Stare at the Resurrection of Christ Orthodox Cathedral of Tirana and wonder what is going on!
Christianity in Albania isn’t the main religion and given the years of communist rule religion isn’t something that is practiced as intensely as in other Eastern European countries. So it is no wonder then that many of the churches in the country are quite new. This strange incarnation was only built in 2012 and consecrated in 2014. The style in which is it built seems like a modern take on Art Deco, but I am sure if you have ever played the masterpiece game that is Bioshock you can’t fail to see the similarities between the style and that of the underground dystopian city of “Rapture!” As a huge fan of the game I found this architecture to be quite fascinating!
Wonder off the beaten track to the Enver Hoxha Pyramid
This now derelict former museum and exhibition centre is a piece of history many in the city are unsure what to do with. Designed by Hoxha’s daughter and son in law its original purpose was to be a museum to the “great leader” and was opened in 1988. After the fall of communism in Albania in 1991 the building has gone through several periods, being used for conferences, exhibitions and concerts. Now it lays as a crumbling and derelict remnant of the turbulent history of Albania. No one is really sure what will become of it, some would like it kept for its historical significance, others think destroying it and building something new in its place would be more fitting. Who knows, but this strange construction is worth a visit for sure!
Step back in time on the Tanners Bridge
Much of the old Ottoman history of Tirana was destroyed under the communist rule and a modern city built in its place. But one location where you can literally walk in the footsteps of history is the 18th century tanners bridge. Strangely the bridge now doesn’t cross over any water but instead with the river being diverted in the 1930’s stands more as a historical monument. The bridge was part of road that once connected Tirana to Debar and was an important trade route for livestock. Now a days it is seen as one of the most important cultural heritage monuments of the city.

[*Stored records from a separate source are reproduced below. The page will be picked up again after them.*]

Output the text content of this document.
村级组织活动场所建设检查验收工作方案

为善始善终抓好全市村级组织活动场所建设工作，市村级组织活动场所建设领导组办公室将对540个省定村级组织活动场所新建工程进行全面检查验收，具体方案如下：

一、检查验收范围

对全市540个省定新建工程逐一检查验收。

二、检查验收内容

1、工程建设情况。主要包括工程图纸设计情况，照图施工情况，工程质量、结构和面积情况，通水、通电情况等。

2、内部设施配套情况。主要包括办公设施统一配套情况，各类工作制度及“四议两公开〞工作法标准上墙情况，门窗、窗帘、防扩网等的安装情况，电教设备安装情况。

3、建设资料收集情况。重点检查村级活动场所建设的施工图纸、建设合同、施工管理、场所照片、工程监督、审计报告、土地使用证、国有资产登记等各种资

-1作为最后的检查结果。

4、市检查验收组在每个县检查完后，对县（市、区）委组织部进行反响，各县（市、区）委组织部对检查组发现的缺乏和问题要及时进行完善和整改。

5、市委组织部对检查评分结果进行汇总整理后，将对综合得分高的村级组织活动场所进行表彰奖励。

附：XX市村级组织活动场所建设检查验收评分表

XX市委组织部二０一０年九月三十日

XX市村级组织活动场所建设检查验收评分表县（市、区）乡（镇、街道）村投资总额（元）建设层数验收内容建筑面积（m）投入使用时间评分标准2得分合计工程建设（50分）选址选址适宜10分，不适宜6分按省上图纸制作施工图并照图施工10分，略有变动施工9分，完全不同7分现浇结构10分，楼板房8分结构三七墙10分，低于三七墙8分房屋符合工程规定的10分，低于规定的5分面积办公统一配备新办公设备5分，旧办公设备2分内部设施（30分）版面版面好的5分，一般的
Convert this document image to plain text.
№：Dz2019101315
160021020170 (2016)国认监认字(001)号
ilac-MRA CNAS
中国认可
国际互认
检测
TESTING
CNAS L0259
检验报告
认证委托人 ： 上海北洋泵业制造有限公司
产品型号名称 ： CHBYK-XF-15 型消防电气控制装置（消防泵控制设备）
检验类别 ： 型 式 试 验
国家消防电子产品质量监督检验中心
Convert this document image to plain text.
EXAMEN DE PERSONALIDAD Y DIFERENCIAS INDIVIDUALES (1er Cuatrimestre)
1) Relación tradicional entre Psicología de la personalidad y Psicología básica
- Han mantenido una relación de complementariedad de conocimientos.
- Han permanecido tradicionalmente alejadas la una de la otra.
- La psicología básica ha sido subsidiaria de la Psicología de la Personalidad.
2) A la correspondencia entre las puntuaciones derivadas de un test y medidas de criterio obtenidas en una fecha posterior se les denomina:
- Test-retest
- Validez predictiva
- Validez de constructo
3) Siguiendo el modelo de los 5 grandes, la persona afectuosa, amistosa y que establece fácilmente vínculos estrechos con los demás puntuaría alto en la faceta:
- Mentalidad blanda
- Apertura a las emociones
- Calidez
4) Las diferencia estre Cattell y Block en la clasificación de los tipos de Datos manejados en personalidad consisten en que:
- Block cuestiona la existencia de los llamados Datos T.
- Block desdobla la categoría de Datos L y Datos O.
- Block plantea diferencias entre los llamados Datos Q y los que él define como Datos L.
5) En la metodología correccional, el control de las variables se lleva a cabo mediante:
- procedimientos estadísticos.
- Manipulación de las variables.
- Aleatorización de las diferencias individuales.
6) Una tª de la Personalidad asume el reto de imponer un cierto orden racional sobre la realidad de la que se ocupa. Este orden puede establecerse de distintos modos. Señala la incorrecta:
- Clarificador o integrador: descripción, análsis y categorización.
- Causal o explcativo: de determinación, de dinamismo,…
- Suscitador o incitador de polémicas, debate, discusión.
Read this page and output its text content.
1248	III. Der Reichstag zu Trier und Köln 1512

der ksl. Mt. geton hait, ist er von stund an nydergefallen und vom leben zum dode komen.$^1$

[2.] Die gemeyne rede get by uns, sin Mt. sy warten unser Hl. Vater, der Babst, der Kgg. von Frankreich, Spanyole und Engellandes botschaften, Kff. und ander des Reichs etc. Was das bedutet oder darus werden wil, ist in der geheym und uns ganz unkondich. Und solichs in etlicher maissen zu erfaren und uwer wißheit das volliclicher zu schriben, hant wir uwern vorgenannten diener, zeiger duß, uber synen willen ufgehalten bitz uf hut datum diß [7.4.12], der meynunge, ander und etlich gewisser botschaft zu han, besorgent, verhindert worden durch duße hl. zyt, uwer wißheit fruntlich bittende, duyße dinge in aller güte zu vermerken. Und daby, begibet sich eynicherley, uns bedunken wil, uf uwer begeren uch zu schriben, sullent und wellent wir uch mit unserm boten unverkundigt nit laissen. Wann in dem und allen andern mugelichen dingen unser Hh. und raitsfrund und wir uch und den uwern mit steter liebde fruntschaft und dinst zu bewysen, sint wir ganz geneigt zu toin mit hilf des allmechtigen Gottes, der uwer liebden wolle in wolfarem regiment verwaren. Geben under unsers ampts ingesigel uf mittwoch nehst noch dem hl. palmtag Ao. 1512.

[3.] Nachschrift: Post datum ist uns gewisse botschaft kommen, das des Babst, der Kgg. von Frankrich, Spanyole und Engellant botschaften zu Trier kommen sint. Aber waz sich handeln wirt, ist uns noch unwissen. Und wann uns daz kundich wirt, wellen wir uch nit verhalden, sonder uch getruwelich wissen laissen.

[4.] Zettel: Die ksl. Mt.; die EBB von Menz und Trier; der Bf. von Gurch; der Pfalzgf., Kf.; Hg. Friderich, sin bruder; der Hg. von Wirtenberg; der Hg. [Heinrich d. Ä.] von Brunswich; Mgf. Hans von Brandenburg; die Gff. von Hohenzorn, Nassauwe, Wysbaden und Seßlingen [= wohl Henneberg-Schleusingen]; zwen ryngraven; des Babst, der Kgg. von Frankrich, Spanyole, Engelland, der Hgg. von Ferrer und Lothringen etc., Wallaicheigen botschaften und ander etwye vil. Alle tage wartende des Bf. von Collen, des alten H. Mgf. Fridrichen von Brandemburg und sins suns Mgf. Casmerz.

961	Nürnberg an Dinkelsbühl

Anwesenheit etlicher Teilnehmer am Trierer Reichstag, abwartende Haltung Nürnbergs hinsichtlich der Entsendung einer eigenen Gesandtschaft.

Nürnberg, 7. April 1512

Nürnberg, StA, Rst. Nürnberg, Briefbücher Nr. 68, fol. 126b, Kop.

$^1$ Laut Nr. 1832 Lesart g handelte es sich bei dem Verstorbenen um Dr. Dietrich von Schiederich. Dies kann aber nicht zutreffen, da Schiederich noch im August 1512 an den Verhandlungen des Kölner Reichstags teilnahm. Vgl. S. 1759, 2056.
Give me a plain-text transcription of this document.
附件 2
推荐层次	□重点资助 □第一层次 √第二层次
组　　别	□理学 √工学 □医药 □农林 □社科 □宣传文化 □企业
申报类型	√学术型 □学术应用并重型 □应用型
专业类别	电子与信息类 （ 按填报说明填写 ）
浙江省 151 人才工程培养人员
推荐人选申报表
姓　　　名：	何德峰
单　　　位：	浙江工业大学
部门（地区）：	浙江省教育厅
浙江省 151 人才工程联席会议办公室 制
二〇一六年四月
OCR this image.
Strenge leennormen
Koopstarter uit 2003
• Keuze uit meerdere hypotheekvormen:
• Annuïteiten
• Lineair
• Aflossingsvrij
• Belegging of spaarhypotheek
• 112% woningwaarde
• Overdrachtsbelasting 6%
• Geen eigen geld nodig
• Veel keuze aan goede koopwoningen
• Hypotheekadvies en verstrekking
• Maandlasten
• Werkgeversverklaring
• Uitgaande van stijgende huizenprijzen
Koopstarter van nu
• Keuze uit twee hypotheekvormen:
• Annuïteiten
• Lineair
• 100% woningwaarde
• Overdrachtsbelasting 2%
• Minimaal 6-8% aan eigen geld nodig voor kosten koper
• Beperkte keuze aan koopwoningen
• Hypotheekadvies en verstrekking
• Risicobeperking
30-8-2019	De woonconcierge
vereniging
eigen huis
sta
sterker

Tirana is deceptively small once you are in the central areas. The residential outskirts do appear to be sprawling but most of the main sights are well within walking distance.
You might however want to take one of the buses to locations a little further afield. The local city buses can be taken in the area surrounding the main square. But we warned, they have no timetables! Pick a bus that is the fullest and you will be on your way quickest! Prices on the buses are a standard fare however bought from a conductor who walks up and down the bus. They are really cheap too!
The city has 2 main bus stations to serve longer distance travel and they can be reached on the local buses quite easily. From here you can again take an untimetabled minibus (furgon) or coach to cities and towns all over Albania and also international destinations such as Skopje, Pristina and Kotor (3 of the places we travelled to or from via Tirana) as well as many others in the surrounding countries.
Where to stay:
In Tirana we stayed in the wonderful “Trip ‘n’ Hostel”. Here you are close enough to all of the action that most things are only a short walk but at the same time in a lovely quiet neighbourhood. Here you can find a hostel where all your needs as a traveller are taken care of. Curtains on the beds, huge lockers, plug sockets next to each bed and a free breakfast. There is also a bar, huge lounge area, garden and rooftop chill out area! We absolutely loved our time here.